Assim, o “certo olhar” de Celina é um olhar sobre a cidade de forma arquitetônica e urbanística, mas é também sobre as pessoas que viabilizam a cidade – “devo confessar o meu entusiasmo ao me envolver nesse reprojetar e reconstruir Goiânia” (p. 259) –, e, sobretudo, sobre o tempo que constitui e dá sentido às ações das pessoas e à materialização dos objetos físicos. É um “olhar” que ao mesmo tempo em que constitui uma análise, constitui também uma narrativa e uma interpretação, não é mera descrição. De certa forma introjeta o elemento pelo qual a arquitetura não subsiste, a beleza, a beleza do tempo, ao mesmo tempo, a beleza das formas.
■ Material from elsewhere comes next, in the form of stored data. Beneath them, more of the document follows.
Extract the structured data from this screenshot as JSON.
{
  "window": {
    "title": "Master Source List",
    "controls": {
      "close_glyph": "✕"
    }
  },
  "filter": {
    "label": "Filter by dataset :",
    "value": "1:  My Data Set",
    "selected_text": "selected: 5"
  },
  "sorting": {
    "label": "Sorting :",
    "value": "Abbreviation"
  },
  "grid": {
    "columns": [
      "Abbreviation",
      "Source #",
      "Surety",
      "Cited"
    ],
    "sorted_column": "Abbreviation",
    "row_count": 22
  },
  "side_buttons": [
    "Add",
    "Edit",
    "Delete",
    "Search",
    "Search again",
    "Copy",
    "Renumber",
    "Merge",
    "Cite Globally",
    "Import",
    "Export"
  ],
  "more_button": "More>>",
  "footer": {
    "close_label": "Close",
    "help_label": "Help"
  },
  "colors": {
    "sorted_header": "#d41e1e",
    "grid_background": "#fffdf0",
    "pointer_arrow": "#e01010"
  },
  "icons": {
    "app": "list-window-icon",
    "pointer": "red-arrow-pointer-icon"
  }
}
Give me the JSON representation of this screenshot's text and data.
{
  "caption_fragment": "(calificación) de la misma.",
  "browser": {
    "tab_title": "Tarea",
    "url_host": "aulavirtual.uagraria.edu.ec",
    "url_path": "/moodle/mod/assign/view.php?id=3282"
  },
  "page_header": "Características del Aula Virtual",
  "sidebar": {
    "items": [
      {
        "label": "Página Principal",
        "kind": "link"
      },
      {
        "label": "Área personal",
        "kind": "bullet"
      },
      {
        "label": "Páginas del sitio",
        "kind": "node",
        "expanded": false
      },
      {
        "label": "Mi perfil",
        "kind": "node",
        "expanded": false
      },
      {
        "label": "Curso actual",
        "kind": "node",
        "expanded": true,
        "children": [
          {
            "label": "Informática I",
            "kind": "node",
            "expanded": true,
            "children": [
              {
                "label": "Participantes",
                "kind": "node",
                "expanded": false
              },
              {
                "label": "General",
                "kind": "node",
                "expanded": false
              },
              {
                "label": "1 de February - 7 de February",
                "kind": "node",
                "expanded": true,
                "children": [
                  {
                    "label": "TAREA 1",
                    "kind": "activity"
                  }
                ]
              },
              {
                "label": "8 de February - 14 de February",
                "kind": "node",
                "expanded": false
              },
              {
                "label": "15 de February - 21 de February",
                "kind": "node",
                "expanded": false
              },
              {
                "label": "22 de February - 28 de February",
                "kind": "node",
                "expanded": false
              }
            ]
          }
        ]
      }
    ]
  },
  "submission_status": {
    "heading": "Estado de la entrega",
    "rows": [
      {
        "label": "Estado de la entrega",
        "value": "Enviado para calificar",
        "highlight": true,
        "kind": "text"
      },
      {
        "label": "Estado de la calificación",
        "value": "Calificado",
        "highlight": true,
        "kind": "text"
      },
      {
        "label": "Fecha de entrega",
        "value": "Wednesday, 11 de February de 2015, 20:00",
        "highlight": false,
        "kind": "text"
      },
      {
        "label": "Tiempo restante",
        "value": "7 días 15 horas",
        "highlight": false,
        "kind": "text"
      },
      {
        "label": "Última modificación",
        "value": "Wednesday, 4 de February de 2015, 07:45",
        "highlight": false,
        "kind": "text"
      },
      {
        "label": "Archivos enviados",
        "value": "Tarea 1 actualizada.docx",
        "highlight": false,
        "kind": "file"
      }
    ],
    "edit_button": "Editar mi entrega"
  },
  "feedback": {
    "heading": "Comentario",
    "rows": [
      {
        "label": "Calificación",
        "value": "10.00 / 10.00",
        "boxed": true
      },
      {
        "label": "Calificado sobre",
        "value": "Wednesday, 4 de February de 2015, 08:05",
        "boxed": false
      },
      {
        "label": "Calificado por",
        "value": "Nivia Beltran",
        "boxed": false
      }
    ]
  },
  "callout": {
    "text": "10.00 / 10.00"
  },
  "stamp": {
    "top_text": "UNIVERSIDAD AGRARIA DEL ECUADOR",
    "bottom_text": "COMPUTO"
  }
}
Há realmente uma preocupação de humanização do urbano, de perceber falas, datar nascimentos e mortes, narrar conflitos e limitações humanas.
Com um “certo olhar” Celina introduz um urbanismo que queremos e almejamos. Algo que vá além de dados analíticos e práticas descritivas. Algo que considere os prazeres e aflições humanas, algo que reconstrua a condição humana no mundo urbano de excessos, ambigüidades, ambivalências, violências, insensibilidades e insensatezes. Algo que restabeleça a medida do homem, medida que vá além aparência detectada pela visão. Algo que extravase os olhares dos viventes da cidade e constitua um urbanismo de cidade vivente.
notas1
UNES, Wolney. Identidade Art Déco de Goiânia. Goiânia, Editora UFG, 2001.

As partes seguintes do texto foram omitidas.